Postdoc in the Observational Relativity and Cosmology department

What is your current position at our institute?

I'm a postdoctoral researcher in the Observational Relativity and Cosmology department.

What is your academic education?

  • Bachelors of Science with Honors in Astronomy and Astrophysics from The Eberly College of Science at Pennsylvania State University (USA)
  • PhD in Physics at Leibniz University Hannover and the Max Planck Institute for Gravitational Physics

What were your previous academic positions?

  • Undergraduate Research Assistant with the AEgIS collaboration at CERN
  • Undergraduate Research Assistant with Dr. Eracleous in the Astronomy and Astrophysics department of Pennsylvania State University
  • Undergraduate Research Assistant at the Institute for Gravitation and the Cosmos at Pennsylvania State University
  • Summer Student in the Observational Relativity and Cosmology group at AEI Hannover
  • PhD student in the Observational Relativity and Cosmology group at AEI Hannover

How and when did you choose to do physics?

I've wanted to be a physicist since I was 13 or 14 thanks to scientific outreach programs at the National Superconducting Cyclotron Laboratory

Can you please describe your research in general terms?

I study gravitational waves from binary neutron stars and how they can be used to understand the physics of neutron stars and how nuclear matter behaves in extreme conditions. I also explore how neutron stars might be different in theories of gravity beyond Einstein's theory of general relativity.
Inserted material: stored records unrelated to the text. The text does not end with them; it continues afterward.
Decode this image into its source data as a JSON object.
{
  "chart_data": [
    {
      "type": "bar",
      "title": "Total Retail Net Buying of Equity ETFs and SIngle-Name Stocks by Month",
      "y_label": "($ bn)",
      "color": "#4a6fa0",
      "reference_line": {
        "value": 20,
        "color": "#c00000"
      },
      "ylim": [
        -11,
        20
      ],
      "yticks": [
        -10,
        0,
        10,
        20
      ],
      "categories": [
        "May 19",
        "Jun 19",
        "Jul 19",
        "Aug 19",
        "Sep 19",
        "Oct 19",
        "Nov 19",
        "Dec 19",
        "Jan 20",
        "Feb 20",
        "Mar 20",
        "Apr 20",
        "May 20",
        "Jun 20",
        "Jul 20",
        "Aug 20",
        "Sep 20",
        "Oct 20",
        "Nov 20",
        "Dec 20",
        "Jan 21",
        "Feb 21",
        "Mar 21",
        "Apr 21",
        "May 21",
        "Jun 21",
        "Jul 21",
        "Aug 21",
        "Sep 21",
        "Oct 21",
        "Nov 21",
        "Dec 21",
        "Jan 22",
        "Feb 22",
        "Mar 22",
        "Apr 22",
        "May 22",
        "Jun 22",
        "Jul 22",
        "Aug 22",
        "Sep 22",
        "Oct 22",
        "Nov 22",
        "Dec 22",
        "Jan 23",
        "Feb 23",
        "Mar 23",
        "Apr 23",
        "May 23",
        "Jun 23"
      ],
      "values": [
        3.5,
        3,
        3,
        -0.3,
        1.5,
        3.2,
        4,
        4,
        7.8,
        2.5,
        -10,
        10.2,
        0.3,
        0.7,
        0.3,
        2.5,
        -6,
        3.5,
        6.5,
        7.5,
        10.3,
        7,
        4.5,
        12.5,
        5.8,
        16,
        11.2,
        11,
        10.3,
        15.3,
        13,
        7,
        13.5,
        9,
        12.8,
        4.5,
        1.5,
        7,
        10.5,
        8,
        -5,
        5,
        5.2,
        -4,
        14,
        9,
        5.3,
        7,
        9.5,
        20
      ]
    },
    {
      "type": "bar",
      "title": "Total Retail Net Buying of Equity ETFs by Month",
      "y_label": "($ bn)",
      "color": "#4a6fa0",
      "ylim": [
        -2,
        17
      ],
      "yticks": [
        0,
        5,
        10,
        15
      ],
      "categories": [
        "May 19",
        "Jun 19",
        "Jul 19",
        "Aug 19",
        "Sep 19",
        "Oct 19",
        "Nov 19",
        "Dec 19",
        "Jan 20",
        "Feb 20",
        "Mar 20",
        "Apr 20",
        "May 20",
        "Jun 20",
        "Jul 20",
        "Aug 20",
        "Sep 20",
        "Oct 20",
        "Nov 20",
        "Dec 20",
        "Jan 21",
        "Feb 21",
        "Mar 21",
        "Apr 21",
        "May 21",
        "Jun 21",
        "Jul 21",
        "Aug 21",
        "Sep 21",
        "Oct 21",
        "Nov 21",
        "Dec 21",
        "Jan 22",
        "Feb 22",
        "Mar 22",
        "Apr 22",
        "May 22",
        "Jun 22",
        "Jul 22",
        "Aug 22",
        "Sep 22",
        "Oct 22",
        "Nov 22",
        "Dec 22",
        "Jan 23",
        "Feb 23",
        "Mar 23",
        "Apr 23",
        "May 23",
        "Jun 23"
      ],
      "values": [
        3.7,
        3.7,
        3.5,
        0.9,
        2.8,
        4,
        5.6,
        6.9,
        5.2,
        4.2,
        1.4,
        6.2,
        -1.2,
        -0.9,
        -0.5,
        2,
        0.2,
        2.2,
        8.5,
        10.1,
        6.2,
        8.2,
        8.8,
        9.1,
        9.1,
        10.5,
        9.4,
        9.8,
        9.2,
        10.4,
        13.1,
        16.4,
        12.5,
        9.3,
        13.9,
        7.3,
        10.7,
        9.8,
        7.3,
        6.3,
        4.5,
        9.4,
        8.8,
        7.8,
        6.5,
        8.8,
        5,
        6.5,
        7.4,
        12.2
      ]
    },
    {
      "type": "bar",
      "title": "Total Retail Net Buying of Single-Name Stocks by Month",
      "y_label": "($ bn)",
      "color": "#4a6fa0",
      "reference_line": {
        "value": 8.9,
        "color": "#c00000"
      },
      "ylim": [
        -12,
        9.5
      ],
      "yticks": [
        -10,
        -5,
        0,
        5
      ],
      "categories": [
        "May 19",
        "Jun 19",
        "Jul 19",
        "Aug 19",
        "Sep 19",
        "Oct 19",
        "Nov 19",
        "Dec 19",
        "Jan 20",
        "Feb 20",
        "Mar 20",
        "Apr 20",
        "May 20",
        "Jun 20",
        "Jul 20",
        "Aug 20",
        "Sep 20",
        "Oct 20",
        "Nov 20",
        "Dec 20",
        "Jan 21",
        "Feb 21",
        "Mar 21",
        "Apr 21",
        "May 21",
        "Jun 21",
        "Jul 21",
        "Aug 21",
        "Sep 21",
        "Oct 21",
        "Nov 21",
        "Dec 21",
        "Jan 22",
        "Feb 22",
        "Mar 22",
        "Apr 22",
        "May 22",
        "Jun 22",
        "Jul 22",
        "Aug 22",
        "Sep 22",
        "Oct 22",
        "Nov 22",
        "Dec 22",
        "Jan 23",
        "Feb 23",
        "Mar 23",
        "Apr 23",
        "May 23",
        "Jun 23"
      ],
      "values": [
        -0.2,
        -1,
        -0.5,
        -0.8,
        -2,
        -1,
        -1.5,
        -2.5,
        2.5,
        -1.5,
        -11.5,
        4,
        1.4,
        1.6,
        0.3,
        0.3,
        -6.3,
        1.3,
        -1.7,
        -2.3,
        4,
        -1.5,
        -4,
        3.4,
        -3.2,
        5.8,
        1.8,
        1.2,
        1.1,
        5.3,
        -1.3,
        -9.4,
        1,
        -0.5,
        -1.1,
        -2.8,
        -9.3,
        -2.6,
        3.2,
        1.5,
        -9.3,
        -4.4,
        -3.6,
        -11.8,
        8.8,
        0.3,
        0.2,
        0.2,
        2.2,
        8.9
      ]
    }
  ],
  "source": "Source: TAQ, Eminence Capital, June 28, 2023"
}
Do you have a favourite figure from a paper you (co-)authored?

This figure shows a set of neutron star mass radius curves defined by chiral effective field theory.  Each gray-black line represents a single equation of state. We performed bayesian parameter estimation on the gravitational wave event GW170817 and were able to constrain the mass and radius of a neutron star. The shading of the lines is proportional to the posterior probability of the equation of state (the darker the line, the more probable it is) with the very light grey lines being ruled out entirely.  The orange and blue solid curves show the one dimensional posteriors on the mass and radius of the two neutron stars in GW170817 and the dotted lines are the priors.  Quoted values are the median and the 90th percentile limits (5th and 95th percentile).

What would you recommend to a young woman wanting to start a career in physics?

My advice is simply 'go for it': apply for that program, email that professor, take that class, ask questions.  You might be rejected or you might fail, but if you don't try, you absolutely won't succeed.